According to some reports, the government could convert a portion of its preferred shares into common stock, a move that would leave taxpayers with as much as a 40% stake in the institution.

Wall Street seems to think that the Obama government will not let Citigroup fail, no matter what, as shares rose 10% on Monday. The stock is still down nearly 70% for the year, however.

A number of options for exactly what the government could do with Citi seem to now be on the table:

Option 1 - Conservatorship
This is by far the most drastic measure, as it would effectively put the bank into a receivership situation where federal regulators take over the company, kick management to the curb, and divest parts of the business.

The government has already done this with mortgage financing companies Fannie Mae and Freddie Mac, and regulators also seized the troubled California bank IndyMac last summer and then sold it to private investors.

This approach has worked in other countries, like Sweden, Japan, and Finland in the early 1990s. All of those banks that were nationalized returned to profitability within five years, however the governments maintained a minority interest in some of these banks afterwards.

The downside of this option will the the fact that the bank’s debt holders and share holders would be effectively wiped out.

Option 2 - Approach it like AIG
Some in the financial industry are suggesting that what happened to embattled insurer American International Group (AIG) could end up being a model for what happens to Citi.

Last fall, the government took an 80% stake in AIG to keep it from bankruptcy. So far, the government has let the insurance company borrow about $150 billion and there were reports last week that it is in talks for even more aid.

Unlike what has happened with banks up to this point, regulators played an active role in crafting AIG’s future. The government named its own CEO after bailing out the firm and directed the company to sell off its massive portfolio of assets which included everything from an aircraft leasing to life insurance operations.

Option 3 - Do absolutely nothing
In a statement issued last week, the CEO of the American Bankers Association, Edward Yingling, said that all this talk of nationalization is keeping many willing investors away.

If the government did nothing, regulators would still have to keep a close watch on Citigroup and other troubled banks to make sure that their management team is not taking part in risky activities.

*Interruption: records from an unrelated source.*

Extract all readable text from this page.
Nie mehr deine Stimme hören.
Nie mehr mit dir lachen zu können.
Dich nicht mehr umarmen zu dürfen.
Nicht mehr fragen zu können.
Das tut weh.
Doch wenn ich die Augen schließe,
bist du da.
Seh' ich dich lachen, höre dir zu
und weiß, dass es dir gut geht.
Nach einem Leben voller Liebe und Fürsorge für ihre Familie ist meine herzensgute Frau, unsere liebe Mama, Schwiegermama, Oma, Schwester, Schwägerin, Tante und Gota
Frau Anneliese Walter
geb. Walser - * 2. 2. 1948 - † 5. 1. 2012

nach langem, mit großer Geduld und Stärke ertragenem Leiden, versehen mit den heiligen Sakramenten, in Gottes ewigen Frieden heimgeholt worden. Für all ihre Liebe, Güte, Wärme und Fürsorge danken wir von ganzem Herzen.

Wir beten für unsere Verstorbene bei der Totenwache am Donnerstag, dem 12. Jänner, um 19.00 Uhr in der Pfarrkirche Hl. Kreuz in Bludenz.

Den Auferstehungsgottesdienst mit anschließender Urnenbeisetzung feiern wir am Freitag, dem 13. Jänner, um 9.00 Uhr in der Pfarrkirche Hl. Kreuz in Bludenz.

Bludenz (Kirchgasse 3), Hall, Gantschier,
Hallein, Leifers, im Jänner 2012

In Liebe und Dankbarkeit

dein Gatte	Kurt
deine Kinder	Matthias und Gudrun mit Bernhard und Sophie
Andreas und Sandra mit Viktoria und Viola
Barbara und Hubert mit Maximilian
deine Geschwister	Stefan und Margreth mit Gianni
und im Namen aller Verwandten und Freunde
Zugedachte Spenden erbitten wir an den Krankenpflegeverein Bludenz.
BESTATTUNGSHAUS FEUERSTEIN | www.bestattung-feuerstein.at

First Two Bank Failures of 2009

Governmental bank regulators shut two small banks on Friday, the first U.S. banks to fail in 2009, and the latest in an uptick that began last year as the faltering economy and plunging home prices took their toll on financial markets.

The Federal Deposit Insurance Corp (FDIC) said that National Bank of Commerce, in Berkeley, Illinois and Bank of Clark County, in Vancouver, Washington were closing, and other banks would take over their insured deposits.

In 2008, 25 banks were taken over by officials, up from only 3 in 2007.

National Bank had $430.9 million in assets and $402.1 million in deposits, and was assumed by Republic Bank of Chicago

Umpqua Bank will assume insured deposits of the Bank of Clark County, which had $446.5 million in assets and $366.5 million in deposits, according to the FDIC.

Banks May be Nationalized

The U.S. Treasury Department is actively pursuing the purchase of equity stakes in many of the nation’s banks.

At a White House briefing held today, a spokesperson confirmed reports that America would soon join Iceland, Italy and the U.K.  in injecting capital directly into their failing banking systems.

The nationalization move would be made under the auspices of the $700 billion Wall Street bailout.

Although the original plan for the bailout was to have the Treasury buy damaged mortgage-backed securities from banks, the Bush administration is now saying that direct investment is considered part of the powers under the act passed last week.

Treasury of the Secretary Henry Paulson hinted at this plan on Wednesday when he gave a speech about the bailout. He said increasing investment in the U.S. bank system is a Treasury goal.